There's no good English name for this tree. The Maya call it Kik-ché. It's Apoplanesia paniculata, and it's yet another member of the Bean Family.
If you look closely at the brown masses of fruits you'll see that something pretty is going on at a small scale, despite the large-scale messiness, as shown below.
What you have there is a single oval, olive-brown, one-seeded fruit (a legume with one bean inside it) at the base of which five reddish-brown, veiny, leathery, elongate lobes emerge, like the arms of a star. Each lobe is a much enlarged sepal, or calyx segment. During flowering the sepals look more or less normal, but once pollination occurs and the corolla drops off, the sepals grow like crazy until they form this starry collar below the legume. The lobes help disseminate the legumes by wind. Sepals that expand after flowering are said to be "accrescent."

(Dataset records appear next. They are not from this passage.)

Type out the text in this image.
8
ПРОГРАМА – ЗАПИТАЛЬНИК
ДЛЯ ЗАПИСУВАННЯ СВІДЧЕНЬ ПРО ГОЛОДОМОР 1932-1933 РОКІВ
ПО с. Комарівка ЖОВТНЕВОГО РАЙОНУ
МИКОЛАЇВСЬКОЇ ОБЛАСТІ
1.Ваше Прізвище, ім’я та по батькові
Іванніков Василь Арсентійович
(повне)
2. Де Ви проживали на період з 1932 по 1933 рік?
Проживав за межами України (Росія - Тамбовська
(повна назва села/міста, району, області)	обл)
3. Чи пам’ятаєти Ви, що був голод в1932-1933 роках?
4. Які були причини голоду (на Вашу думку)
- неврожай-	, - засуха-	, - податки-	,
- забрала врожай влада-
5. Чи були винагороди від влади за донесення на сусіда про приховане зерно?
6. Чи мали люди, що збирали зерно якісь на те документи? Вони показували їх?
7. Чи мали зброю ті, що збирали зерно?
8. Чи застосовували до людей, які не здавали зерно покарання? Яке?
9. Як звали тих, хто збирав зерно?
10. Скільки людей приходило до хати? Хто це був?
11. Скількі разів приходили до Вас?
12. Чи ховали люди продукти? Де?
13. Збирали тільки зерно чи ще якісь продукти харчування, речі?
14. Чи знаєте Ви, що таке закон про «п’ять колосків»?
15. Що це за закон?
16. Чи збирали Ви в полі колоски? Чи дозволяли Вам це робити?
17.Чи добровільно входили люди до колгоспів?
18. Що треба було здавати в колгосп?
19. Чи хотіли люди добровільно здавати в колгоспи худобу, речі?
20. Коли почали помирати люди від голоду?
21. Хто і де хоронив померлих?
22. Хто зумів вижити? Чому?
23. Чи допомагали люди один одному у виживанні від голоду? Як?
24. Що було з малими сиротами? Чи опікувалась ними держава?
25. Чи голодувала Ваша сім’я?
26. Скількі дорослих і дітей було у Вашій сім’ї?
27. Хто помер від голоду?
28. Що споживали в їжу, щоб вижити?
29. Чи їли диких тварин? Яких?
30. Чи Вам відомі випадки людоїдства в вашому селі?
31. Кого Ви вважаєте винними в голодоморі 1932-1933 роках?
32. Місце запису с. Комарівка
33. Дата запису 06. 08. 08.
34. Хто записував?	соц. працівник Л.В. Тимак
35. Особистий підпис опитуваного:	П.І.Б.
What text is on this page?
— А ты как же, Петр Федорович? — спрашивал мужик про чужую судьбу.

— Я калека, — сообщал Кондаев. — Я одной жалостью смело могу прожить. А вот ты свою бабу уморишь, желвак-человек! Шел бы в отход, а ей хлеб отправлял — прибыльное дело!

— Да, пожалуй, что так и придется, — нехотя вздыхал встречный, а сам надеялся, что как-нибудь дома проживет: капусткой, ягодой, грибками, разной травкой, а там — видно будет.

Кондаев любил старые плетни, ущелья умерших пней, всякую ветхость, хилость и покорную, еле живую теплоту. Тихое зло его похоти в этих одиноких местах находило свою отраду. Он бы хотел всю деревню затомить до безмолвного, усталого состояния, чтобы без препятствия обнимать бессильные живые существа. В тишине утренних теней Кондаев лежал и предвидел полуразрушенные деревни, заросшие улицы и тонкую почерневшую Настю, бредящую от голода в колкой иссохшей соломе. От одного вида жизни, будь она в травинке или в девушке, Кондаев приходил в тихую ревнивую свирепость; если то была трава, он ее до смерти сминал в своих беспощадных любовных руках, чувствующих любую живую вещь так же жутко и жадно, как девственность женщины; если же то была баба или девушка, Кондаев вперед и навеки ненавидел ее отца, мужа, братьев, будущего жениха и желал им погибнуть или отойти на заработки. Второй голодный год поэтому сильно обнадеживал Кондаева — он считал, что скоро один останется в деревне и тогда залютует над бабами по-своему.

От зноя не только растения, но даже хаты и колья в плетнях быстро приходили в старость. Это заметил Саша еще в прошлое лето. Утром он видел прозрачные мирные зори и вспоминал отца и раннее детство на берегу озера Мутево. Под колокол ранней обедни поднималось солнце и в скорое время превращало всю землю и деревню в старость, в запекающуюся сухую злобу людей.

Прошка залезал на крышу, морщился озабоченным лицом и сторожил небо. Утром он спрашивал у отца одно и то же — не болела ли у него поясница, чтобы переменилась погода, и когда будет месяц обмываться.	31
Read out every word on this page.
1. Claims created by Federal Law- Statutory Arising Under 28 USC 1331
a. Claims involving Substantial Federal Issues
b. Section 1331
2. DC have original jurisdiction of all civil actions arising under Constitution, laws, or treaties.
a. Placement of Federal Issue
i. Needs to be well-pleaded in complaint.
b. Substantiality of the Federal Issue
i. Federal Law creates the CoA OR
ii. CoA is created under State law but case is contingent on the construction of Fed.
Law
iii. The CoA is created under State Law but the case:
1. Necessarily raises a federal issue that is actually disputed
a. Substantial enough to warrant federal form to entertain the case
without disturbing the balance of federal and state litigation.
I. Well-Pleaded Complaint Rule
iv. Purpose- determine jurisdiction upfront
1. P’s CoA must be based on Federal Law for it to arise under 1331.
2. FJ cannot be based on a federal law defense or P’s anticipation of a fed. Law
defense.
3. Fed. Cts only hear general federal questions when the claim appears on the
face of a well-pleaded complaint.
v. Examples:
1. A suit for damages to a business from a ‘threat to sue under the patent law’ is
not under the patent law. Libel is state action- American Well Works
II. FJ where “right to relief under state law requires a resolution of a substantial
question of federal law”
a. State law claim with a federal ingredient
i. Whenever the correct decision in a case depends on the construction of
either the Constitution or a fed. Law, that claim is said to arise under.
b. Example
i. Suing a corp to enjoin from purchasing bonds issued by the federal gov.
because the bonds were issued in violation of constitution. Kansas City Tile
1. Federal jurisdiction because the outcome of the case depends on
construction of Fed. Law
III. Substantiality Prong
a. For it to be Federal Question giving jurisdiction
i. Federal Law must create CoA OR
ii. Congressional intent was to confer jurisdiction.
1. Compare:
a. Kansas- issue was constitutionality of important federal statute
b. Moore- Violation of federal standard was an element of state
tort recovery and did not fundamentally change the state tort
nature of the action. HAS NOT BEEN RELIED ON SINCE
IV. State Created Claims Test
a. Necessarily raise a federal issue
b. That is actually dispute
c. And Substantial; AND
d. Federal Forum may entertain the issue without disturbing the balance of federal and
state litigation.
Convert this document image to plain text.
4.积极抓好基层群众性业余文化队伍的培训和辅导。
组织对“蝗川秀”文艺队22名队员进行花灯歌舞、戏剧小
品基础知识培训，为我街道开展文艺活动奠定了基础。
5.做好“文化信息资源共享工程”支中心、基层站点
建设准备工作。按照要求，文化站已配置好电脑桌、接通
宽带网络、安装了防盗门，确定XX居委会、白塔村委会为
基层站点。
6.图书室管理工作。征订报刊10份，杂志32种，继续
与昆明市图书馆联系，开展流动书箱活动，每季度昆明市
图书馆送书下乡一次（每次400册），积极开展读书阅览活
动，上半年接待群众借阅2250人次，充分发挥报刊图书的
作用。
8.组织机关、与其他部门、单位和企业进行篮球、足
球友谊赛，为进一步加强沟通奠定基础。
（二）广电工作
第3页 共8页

If you hold a Kik-ché leaf up to the sun you see that tiny, brownish glands are embedded in its leaves, as shown below:
Aromatic oils in those glands must be the source of the fragrant, spicy odor smelled when Kik-ché's leaves are crushed between fingers. In Maya "kik" means "blood" and "ché" means "wood," so this is the "Bloodwood Tree," so named because if you hack the slender, scaly-barked trunk with a machete it exudes reddish sap. In fact, Kik-ché was one of the most important sources of the ancient Mayas' red dyes for mural painting.